A court hearing on 1 March will decide whether 13 bank executives and four global banks should be sent to trial over the collapse of Parmalat.

Prosecutors argued last July that the financiers should stand trial for allegedly helping the disgraced Italian dairy group's former management mislead investors.

Under Italian law, companies can stand trial, and can be forced to close if found guilty.

The foreign banks are Citigroup and Morgan Stanley, Germany's Deutsche Bank and Swiss bank UBS. The banks have all denied wrongdoing in Parmalat's collapse.

Parmalat went into administration in December 2003 following the revelation that a key account with Bank of America did not exist. Holes in the firms accounts hid the fact that the company was a whopping €14 billion in debt.

Since then, Milan magistrates have been investigating suspected financial crimes associated with the scandal. Calisto Tanzi, the founder of the scandal-hit dairy, faces charges of false accounting and share price manipulation.

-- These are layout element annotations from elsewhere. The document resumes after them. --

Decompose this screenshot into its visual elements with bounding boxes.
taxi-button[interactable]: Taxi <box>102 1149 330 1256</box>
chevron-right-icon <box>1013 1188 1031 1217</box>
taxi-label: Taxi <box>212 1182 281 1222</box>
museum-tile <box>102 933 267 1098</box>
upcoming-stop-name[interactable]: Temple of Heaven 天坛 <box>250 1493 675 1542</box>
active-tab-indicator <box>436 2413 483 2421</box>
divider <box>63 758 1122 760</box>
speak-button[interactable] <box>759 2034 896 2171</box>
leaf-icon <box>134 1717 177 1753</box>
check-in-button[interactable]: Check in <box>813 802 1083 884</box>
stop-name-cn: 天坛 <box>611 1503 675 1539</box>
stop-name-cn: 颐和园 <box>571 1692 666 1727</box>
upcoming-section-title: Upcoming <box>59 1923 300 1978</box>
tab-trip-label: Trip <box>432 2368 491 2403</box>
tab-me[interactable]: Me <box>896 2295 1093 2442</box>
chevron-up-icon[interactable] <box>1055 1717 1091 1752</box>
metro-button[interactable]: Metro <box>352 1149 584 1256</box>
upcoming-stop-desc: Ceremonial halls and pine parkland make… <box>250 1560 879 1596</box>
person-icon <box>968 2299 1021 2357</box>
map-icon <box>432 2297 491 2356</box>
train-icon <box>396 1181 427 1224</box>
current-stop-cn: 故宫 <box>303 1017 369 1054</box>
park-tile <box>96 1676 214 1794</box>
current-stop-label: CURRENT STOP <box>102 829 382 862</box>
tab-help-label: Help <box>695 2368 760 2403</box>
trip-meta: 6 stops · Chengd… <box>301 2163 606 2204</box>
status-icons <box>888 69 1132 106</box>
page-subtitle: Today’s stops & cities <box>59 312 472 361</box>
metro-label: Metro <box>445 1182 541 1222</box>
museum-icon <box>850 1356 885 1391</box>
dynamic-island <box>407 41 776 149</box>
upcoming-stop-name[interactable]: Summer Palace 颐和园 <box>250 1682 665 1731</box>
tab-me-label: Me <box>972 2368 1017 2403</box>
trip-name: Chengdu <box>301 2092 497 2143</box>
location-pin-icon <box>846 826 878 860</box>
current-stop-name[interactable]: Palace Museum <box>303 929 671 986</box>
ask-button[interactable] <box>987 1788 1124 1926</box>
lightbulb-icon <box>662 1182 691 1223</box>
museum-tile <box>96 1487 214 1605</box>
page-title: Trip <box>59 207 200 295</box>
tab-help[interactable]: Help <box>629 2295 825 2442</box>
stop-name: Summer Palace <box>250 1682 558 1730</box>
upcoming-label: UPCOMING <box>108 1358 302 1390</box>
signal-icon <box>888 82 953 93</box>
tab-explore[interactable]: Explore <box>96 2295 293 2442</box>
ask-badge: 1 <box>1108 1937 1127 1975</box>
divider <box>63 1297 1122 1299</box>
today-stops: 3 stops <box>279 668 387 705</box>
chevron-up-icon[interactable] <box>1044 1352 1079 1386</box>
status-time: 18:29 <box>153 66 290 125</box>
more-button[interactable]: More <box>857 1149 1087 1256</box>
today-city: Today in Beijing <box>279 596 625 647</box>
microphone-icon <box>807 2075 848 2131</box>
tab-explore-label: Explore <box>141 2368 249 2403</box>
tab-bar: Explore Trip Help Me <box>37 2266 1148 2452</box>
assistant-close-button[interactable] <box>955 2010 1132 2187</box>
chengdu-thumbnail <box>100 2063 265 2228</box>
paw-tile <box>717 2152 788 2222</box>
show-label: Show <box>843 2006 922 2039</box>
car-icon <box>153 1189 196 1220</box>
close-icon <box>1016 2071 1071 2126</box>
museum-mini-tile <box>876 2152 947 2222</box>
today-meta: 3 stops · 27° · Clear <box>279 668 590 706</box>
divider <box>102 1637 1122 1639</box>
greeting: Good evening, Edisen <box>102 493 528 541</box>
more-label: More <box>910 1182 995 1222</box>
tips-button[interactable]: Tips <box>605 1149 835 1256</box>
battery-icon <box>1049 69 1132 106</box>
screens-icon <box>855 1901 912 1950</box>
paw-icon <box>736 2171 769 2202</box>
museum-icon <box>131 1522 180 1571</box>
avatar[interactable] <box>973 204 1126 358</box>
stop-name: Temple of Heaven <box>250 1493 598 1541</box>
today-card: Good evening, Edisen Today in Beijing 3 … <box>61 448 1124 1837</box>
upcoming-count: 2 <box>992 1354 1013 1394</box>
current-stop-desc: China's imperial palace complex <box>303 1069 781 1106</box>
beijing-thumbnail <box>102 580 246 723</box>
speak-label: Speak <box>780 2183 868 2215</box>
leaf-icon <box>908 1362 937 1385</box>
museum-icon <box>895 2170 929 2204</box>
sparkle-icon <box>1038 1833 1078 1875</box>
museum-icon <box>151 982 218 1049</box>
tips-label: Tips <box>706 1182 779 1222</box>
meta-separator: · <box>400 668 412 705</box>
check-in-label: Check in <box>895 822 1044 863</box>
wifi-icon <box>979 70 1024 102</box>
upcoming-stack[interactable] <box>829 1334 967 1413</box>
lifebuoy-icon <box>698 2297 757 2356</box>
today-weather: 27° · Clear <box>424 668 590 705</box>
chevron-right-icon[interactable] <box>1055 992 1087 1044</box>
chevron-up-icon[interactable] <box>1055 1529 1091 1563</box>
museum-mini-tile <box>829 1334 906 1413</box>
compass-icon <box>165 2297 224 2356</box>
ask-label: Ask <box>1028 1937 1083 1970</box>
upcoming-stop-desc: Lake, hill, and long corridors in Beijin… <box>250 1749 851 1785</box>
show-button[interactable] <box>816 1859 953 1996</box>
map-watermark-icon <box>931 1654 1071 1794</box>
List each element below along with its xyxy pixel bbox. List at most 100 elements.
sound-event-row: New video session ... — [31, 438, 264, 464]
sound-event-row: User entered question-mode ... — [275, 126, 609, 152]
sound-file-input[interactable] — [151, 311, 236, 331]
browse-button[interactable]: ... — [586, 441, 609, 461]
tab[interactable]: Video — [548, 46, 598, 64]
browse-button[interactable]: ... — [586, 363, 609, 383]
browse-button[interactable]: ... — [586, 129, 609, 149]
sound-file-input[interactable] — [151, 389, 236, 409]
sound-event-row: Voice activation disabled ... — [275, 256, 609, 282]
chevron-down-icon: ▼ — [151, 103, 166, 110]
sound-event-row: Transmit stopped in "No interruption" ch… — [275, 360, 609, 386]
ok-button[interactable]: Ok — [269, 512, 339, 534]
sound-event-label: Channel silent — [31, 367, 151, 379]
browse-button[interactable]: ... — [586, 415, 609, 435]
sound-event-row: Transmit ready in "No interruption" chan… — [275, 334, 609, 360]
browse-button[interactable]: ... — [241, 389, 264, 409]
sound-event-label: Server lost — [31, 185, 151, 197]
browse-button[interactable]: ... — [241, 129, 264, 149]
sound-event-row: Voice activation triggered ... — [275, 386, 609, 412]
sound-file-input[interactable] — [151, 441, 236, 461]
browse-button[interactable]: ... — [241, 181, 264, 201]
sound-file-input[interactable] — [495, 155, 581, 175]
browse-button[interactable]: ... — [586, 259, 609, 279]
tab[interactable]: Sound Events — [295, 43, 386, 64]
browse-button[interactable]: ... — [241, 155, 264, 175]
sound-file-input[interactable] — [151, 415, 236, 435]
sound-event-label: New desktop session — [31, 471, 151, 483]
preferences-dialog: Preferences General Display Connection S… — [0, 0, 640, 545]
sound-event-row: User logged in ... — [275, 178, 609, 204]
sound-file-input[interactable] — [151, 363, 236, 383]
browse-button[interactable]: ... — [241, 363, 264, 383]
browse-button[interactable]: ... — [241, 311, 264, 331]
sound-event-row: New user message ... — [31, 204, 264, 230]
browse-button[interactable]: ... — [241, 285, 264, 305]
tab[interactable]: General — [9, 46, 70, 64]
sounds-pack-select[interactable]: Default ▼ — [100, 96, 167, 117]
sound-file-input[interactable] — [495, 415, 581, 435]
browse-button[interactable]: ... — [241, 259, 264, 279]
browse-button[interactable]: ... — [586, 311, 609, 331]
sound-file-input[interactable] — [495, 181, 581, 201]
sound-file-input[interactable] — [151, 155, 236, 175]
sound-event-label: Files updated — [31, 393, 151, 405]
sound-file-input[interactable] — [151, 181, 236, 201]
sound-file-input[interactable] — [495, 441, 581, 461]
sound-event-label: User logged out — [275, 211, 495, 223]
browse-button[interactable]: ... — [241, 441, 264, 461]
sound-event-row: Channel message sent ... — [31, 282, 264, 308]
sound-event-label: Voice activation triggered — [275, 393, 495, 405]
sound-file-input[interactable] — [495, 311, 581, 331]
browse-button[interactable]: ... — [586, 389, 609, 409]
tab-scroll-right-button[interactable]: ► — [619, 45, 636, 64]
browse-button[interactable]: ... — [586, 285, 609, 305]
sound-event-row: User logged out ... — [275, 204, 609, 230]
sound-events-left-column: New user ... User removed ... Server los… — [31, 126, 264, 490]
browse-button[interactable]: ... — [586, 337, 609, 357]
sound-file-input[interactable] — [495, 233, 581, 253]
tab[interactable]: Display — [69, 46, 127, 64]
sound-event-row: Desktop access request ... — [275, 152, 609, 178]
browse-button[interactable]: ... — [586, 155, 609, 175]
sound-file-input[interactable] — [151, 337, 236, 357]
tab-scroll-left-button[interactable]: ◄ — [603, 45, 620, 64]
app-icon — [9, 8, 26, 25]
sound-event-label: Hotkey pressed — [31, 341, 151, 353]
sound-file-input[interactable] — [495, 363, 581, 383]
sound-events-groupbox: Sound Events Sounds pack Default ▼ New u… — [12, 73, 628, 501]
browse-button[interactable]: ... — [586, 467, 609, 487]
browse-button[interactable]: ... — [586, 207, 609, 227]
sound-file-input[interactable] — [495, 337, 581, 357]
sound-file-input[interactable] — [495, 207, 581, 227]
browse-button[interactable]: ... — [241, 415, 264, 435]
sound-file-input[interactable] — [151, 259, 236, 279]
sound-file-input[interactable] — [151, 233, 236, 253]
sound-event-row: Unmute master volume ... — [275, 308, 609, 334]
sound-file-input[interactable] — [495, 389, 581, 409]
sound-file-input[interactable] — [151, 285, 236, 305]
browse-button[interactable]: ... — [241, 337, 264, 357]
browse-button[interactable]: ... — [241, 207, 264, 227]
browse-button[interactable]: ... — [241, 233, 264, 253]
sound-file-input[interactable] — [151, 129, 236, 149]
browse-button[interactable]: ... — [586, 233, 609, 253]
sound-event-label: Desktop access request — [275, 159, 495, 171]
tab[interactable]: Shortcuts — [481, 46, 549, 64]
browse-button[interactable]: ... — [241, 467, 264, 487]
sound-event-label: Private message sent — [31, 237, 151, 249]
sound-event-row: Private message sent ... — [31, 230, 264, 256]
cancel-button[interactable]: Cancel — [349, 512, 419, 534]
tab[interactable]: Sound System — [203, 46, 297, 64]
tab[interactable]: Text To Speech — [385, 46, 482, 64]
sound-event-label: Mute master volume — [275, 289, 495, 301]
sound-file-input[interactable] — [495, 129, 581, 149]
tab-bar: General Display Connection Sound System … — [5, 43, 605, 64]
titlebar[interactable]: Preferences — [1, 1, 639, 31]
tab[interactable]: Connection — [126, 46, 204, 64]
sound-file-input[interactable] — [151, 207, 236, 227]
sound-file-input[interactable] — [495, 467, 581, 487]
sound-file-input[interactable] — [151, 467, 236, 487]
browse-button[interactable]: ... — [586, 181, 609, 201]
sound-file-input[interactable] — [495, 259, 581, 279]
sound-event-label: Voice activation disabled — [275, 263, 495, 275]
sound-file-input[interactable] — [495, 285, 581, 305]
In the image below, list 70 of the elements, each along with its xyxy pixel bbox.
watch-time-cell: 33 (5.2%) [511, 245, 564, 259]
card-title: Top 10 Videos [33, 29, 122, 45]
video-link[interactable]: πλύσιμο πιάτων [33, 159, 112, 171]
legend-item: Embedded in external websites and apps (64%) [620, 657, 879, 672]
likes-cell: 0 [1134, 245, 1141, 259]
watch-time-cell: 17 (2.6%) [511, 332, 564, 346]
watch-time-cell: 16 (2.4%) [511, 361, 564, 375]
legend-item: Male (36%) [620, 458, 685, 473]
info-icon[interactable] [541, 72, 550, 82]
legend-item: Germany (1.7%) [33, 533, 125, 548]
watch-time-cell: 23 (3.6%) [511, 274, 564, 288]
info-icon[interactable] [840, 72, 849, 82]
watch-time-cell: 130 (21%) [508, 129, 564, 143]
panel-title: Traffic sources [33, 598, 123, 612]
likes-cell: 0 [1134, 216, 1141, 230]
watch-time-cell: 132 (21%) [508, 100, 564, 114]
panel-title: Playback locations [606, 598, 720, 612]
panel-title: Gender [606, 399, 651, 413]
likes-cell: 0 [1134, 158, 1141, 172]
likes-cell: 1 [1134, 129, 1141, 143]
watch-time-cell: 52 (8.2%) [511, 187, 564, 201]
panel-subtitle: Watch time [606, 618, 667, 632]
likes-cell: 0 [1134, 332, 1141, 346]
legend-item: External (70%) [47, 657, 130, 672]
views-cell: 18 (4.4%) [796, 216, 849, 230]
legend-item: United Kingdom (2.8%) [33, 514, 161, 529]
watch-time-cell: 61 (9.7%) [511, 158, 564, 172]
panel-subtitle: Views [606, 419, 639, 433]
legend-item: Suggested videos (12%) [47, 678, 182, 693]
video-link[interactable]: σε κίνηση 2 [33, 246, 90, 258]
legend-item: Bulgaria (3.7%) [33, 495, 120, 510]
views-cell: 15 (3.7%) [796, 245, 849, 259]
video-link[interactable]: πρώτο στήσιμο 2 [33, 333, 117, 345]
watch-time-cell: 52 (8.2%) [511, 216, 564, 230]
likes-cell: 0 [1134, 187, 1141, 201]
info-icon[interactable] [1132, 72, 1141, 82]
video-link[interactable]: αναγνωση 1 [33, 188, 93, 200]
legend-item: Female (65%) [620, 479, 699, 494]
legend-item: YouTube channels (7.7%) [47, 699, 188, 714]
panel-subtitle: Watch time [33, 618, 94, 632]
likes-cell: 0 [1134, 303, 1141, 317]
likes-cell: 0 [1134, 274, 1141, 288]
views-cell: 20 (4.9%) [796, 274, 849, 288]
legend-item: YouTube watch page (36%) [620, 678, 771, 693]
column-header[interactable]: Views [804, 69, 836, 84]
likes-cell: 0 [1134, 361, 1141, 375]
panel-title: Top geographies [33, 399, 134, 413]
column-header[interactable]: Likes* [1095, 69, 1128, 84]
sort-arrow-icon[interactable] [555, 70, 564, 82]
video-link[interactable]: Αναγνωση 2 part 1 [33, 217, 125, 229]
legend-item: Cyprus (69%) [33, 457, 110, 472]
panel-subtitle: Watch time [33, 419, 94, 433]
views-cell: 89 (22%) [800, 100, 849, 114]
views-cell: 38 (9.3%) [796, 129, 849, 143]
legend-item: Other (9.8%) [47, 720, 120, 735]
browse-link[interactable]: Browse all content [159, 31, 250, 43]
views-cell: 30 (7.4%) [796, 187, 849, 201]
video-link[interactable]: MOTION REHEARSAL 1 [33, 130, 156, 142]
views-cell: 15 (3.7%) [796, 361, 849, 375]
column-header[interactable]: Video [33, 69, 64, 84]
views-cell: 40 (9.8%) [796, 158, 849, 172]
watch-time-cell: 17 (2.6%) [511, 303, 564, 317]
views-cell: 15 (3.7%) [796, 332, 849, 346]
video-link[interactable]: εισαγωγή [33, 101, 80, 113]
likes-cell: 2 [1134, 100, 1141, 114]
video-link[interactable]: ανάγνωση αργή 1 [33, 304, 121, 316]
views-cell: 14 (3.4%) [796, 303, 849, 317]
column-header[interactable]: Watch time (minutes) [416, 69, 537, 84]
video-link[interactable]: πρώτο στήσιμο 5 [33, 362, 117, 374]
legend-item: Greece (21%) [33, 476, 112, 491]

He is being tried in Milan alongside 15 former executives of the company, which was built up by Tanzi from a small family grocer in the northern Italian city of Parma to a company with 37,000 staff. He stands accused of manipulating the stock market, publishing false balance sheets and obstructing regulation by the stock market watchdog Consob.

The future of Parmalat itself however has looked up since the government-appointed administrator, Enrico Bondi, took charge. He was appointed chief executive in November , a move that represented a ringing endorsement from shareholders of his plans.

The vast majority of shareholders clearly still have faith in his strategy of winning billions of euros in lawsuits against banks. Bondi has sought financial compensation from some of the banks alleged to have been involved in the collapse.

Bondi has already claimed €8.07 billion in damages in lawsuits filed against the group's auditors and banks. Parmalat has also sued banks JPMorgan Chase and Unicredito Italiano for €4.4 billion for their roles in the sale of Parmalat bonds issued from 1997 through 2001.